Although they have a 25-27 record, the Wizards remain in the playoff picture. They would own the Eastern Conference’s sixth playoff spot if the regular season ended today.

“It’s been a tough situation,” team president Ernie Grunfeld said of the Wizards’ trying month. “But [coach Eddie Jordan] has still put our players in the position to be competitive and in a positive situation. It’s not usual to lose eight straight games and still be in the position we’re in. So Eddie and his coaching staff definitely deserve a lot of credit.”

Although they would’ve preferred to have all their pieces healthy during the first half of the season, the Wizards realize they have received a blessing in disguise.

Without Arenas, Daniels was forced to start, which opened the opportunity for young backups Roger Mason Jr. and Nick Young to see more minutes in the backcourt.

Third-year player Andray Blatche had served almost exclusively as starting center Brendan Haywood’s backup until Butler went down. Blatche then slid over into a starting forward spot and averaged 13.6 points and 9.1 rebounds as a starter.

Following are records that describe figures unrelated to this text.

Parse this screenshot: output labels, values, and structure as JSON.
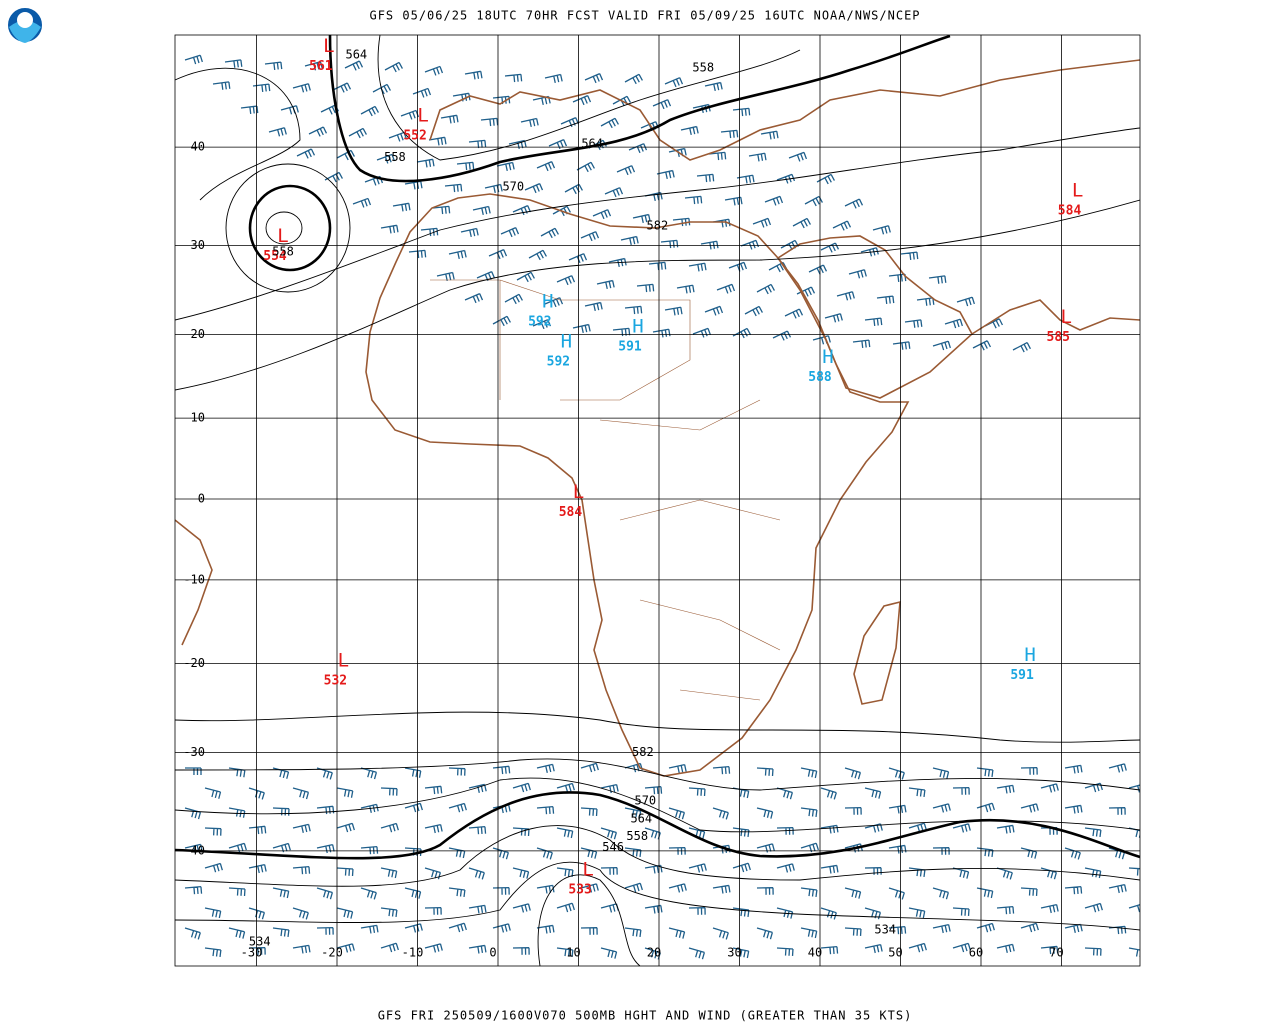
{
  "header": {
    "title": "GFS 05/06/25 18UTC 70HR FCST VALID FRI 05/09/25 16UTC NOAA/NWS/NCEP"
  },
  "footer": {
    "caption": "GFS FRI 250509/1600V070 500MB HGHT AND WIND (GREATER THAN 35 KTS)"
  },
  "map": {
    "lon_ticks": [
      -30,
      -20,
      -10,
      0,
      10,
      20,
      30,
      40,
      50,
      60,
      70
    ],
    "lat_ticks": [
      40,
      30,
      20,
      10,
      0,
      -10,
      -20,
      -30,
      -40
    ],
    "centers": [
      {
        "symbol": "L",
        "value": 561,
        "lat": 47.9,
        "lon": -22.0
      },
      {
        "symbol": "L",
        "value": 552,
        "lat": 41.8,
        "lon": -10.3
      },
      {
        "symbol": "L",
        "value": 554,
        "lat": 29.7,
        "lon": -27.7
      },
      {
        "symbol": "L",
        "value": 584,
        "lat": 34.5,
        "lon": 71.0
      },
      {
        "symbol": "L",
        "value": 585,
        "lat": 20.6,
        "lon": 69.6
      },
      {
        "symbol": "L",
        "value": 584,
        "lat": -0.7,
        "lon": 9.0
      },
      {
        "symbol": "L",
        "value": 532,
        "lat": -21.1,
        "lon": -20.2
      },
      {
        "symbol": "L",
        "value": 533,
        "lat": -42.9,
        "lon": 10.2
      },
      {
        "symbol": "H",
        "value": 592,
        "lat": 22.4,
        "lon": 5.2
      },
      {
        "symbol": "H",
        "value": 592,
        "lat": 17.7,
        "lon": 7.5
      },
      {
        "symbol": "H",
        "value": 591,
        "lat": 19.5,
        "lon": 16.4
      },
      {
        "symbol": "H",
        "value": 588,
        "lat": 15.9,
        "lon": 40.0
      },
      {
        "symbol": "H",
        "value": 591,
        "lat": -20.5,
        "lon": 65.1
      }
    ],
    "contour_labels": [
      {
        "value": 564,
        "lat": 48.2,
        "lon": -17.6
      },
      {
        "value": 558,
        "lat": 47.1,
        "lon": 25.5
      },
      {
        "value": 558,
        "lat": 39.0,
        "lon": -12.8
      },
      {
        "value": 564,
        "lat": 40.3,
        "lon": 11.7
      },
      {
        "value": 570,
        "lat": 36.1,
        "lon": 1.9
      },
      {
        "value": 582,
        "lat": 32.1,
        "lon": 19.8
      },
      {
        "value": 558,
        "lat": 29.3,
        "lon": -26.7
      },
      {
        "value": 582,
        "lat": -30.0,
        "lon": 18.0
      },
      {
        "value": 570,
        "lat": -35.1,
        "lon": 18.3
      },
      {
        "value": 564,
        "lat": -36.9,
        "lon": 17.8
      },
      {
        "value": 558,
        "lat": -38.6,
        "lon": 17.3
      },
      {
        "value": 546,
        "lat": -39.7,
        "lon": 14.3
      },
      {
        "value": 534,
        "lat": -48.1,
        "lon": -29.6
      },
      {
        "value": 534,
        "lat": -47.1,
        "lon": 48.1
      }
    ]
  }
}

With Blatche starting, rookies Dominic McGuire and Oleksiy Pecherov saw more time off the bench.

The Wizards went from being a team with a veteran starting lineup and — outside of Daniels — a relatively inexperienced bench, to a battle-tested squad.

“I think it’s positive that our younger players have gotten this game-type experience,” Grunfeld said. “And to their credit, they’ve competed. … First we’ve gotta get everybody back, but I think we’ve shown that when healthy, we can compete with anyone. I have a lot of confidence in our team. I see us contending in the playoffs.”

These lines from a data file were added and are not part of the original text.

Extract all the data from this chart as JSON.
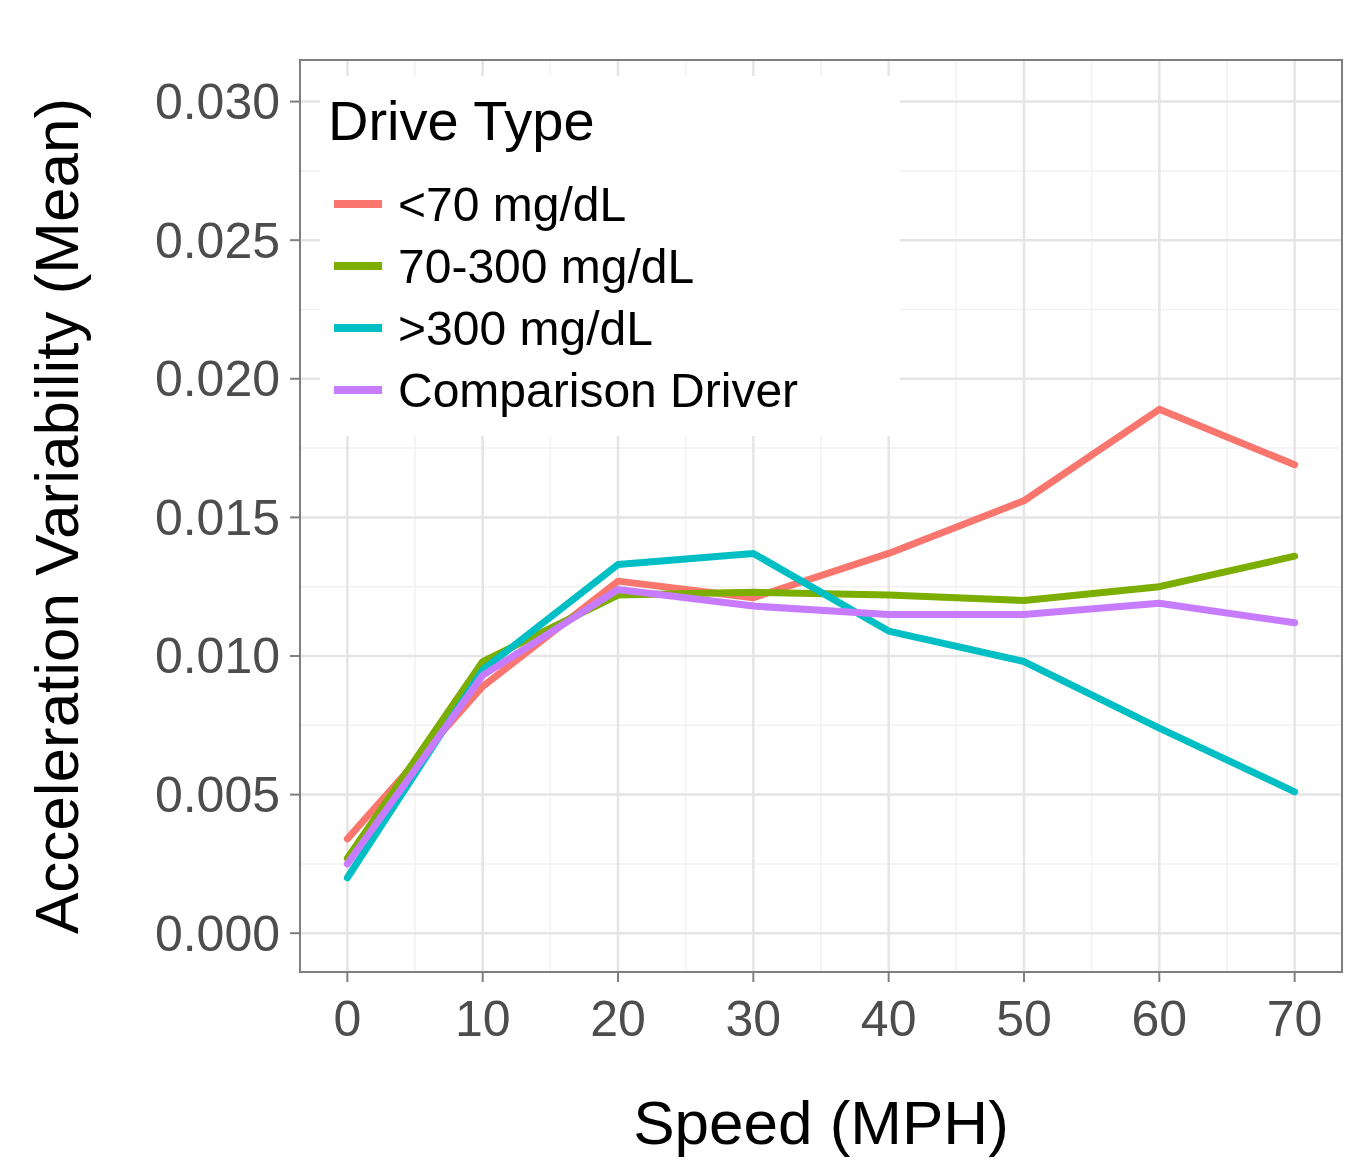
{
  "chart_data": {
    "type": "line",
    "xlabel": "Speed (MPH)",
    "ylabel": "Acceleration Variability (Mean)",
    "legend_title": "Drive Type",
    "legend": "top left",
    "grid": true,
    "marker": "none",
    "line_style": "solid",
    "x": [
      0,
      10,
      20,
      30,
      40,
      50,
      60,
      70
    ],
    "xlim": [
      -3.5,
      73.5
    ],
    "xticks": [
      0,
      10,
      20,
      30,
      40,
      50,
      60,
      70
    ],
    "ylim": [
      -0.0014,
      0.0315
    ],
    "yticks": [
      {
        "value": 0,
        "label": "0.000"
      },
      {
        "value": 0.005,
        "label": "0.005"
      },
      {
        "value": 0.01,
        "label": "0.010"
      },
      {
        "value": 0.015,
        "label": "0.015"
      },
      {
        "value": 0.02,
        "label": "0.020"
      },
      {
        "value": 0.025,
        "label": "0.025"
      },
      {
        "value": 0.03,
        "label": "0.030"
      }
    ],
    "series": [
      {
        "name": "<70 mg/dL",
        "color": "#f8766d",
        "values": [
          0.0034,
          0.0089,
          0.0127,
          0.0121,
          0.0137,
          0.0156,
          0.0189,
          0.0169
        ]
      },
      {
        "name": "70-300 mg/dL",
        "color": "#7cae00",
        "values": [
          0.0027,
          0.0098,
          0.0122,
          0.0123,
          0.0122,
          0.012,
          0.0125,
          0.0136
        ]
      },
      {
        "name": ">300 mg/dL",
        "color": "#00bfc4",
        "values": [
          0.002,
          0.0095,
          0.0133,
          0.0137,
          0.0109,
          0.0098,
          0.0074,
          0.0051
        ]
      },
      {
        "name": "Comparison Driver",
        "color": "#c77cff",
        "values": [
          0.0025,
          0.0093,
          0.0124,
          0.0118,
          0.0115,
          0.0115,
          0.0119,
          0.0112
        ]
      }
    ]
  }
}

Butler is expected to return some time next week. The Wizards will resume play at home against the New York Knicks on Tuesday, visit Cleveland on Friday and play host to Charlotte on Saturday. They close out February with back-to-back games in New Orleans and Houston on the 25th and 26th and play at Chicago on the 29th.

The team has set a “loose sort of date” for Arenas’ return according to Jordan. That will give Washington a boost to the tune of 22.4 points, 5.9 assists and 2.13 steals.

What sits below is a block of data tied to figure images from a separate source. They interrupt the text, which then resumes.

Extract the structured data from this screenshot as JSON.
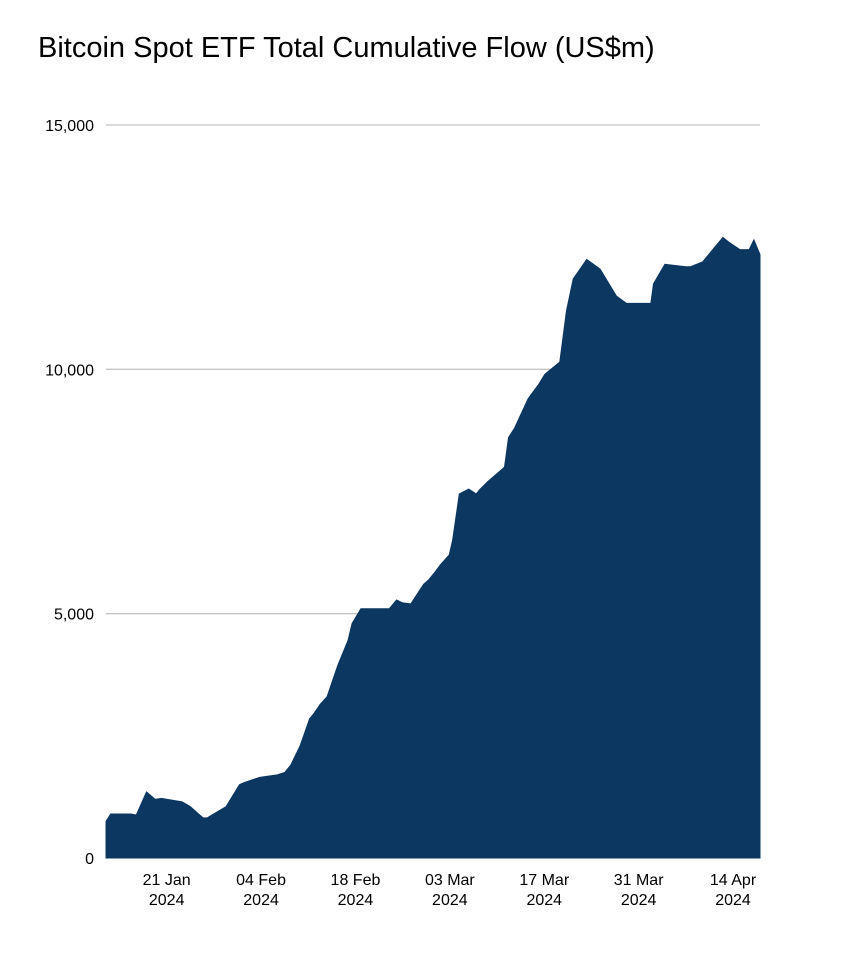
{
  "chart_data": {
    "type": "area",
    "title": "Bitcoin Spot ETF Total Cumulative Flow (US$m)",
    "xlabel": "",
    "ylabel": "",
    "ylim": [
      0,
      15000
    ],
    "y_ticks": [
      {
        "value": 0,
        "label": "0"
      },
      {
        "value": 5000,
        "label": "5,000"
      },
      {
        "value": 10000,
        "label": "10,000"
      },
      {
        "value": 15000,
        "label": "15,000"
      }
    ],
    "x_range_days": [
      0,
      97
    ],
    "x_ticks": [
      {
        "day": 9,
        "line1": "21 Jan",
        "line2": "2024"
      },
      {
        "day": 23,
        "line1": "04 Feb",
        "line2": "2024"
      },
      {
        "day": 37,
        "line1": "18 Feb",
        "line2": "2024"
      },
      {
        "day": 51,
        "line1": "03 Mar",
        "line2": "2024"
      },
      {
        "day": 65,
        "line1": "17 Mar",
        "line2": "2024"
      },
      {
        "day": 79,
        "line1": "31 Mar",
        "line2": "2024"
      },
      {
        "day": 93,
        "line1": "14 Apr",
        "line2": "2024"
      }
    ],
    "gridlines": true,
    "color": "#0b3761",
    "series": [
      {
        "name": "Total Cumulative Flow",
        "x": [
          0,
          0.7,
          3.7,
          4.5,
          6.0,
          7.3,
          8.2,
          11.3,
          12.5,
          13.9,
          14.4,
          15.0,
          17.8,
          19.8,
          20.6,
          22.8,
          25.4,
          26.5,
          27.4,
          28.8,
          30.2,
          30.8,
          31.8,
          32.8,
          34.4,
          35.9,
          36.5,
          37.8,
          38.4,
          39.0,
          39.7,
          40.6,
          42.0,
          43.1,
          44.0,
          45.2,
          47.1,
          47.9,
          48.8,
          49.6,
          50.9,
          51.4,
          52.4,
          53.8,
          54.9,
          55.5,
          56.6,
          59.1,
          59.7,
          60.6,
          62.6,
          64.2,
          65.1,
          67.3,
          68.3,
          69.3,
          71.3,
          72.3,
          73.3,
          75.7,
          77.2,
          79.1,
          80.8,
          81.2,
          82.9,
          86.0,
          86.7,
          88.5,
          90.0,
          91.5,
          92.4,
          94.0,
          95.4,
          96.1,
          97.0
        ],
        "values": [
          750,
          900,
          900,
          880,
          1350,
          1200,
          1220,
          1150,
          1050,
          880,
          820,
          820,
          1050,
          1500,
          1550,
          1650,
          1700,
          1750,
          1900,
          2300,
          2850,
          2950,
          3150,
          3300,
          3950,
          4450,
          4800,
          5100,
          5100,
          5100,
          5100,
          5100,
          5100,
          5280,
          5220,
          5200,
          5600,
          5700,
          5850,
          6000,
          6200,
          6500,
          7450,
          7550,
          7450,
          7550,
          7700,
          8000,
          8600,
          8800,
          9400,
          9700,
          9900,
          10150,
          11200,
          11850,
          12250,
          12150,
          12050,
          11500,
          11350,
          11350,
          11350,
          11750,
          12150,
          12100,
          12100,
          12200,
          12450,
          12700,
          12600,
          12450,
          12450,
          12650,
          12350
        ]
      }
    ]
  }
}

Arenas has established himself as a player capable of taking over games down the stretch and lifting his team with buzzer-beating shots. Butler proved this season that he also is capable of going on similar unstoppable stretches, which will make it harder for teams to key solely on Arenas.

The NBA trade deadline is Thursday, and Grunfeld said he expects to be approached by teams interested in making deals. But Grunfeld indicated he’s satisfied with the roster he has assembled.

“We’ve got people coming back [from injury] and even without Gilbert, we are a competitive ball club,” he said. “We beat Boston back-to-back and Dallas a few days later. So I’m looking forward to getting all our pieces together again.”

So the Wizards as a whole believe the second half of the season will feature a more dangerous, well-rounded and confident team. And considering what they’ve accomplished in spite of their limitations, they believe their best basketball remains ahead of them.

“We get everybody back, and it’s gonna be a big boost,” said center Brendan Haywood, who is averaging career highs in points (10.7) and rebounds (7.6). “Last year when we had everybody healthy, we had one of the best records in the Eastern Conference. And this year we’re playing a little better defensively, too. So, hopefully, we get everybody back and it can translate into a big run down the stretch.”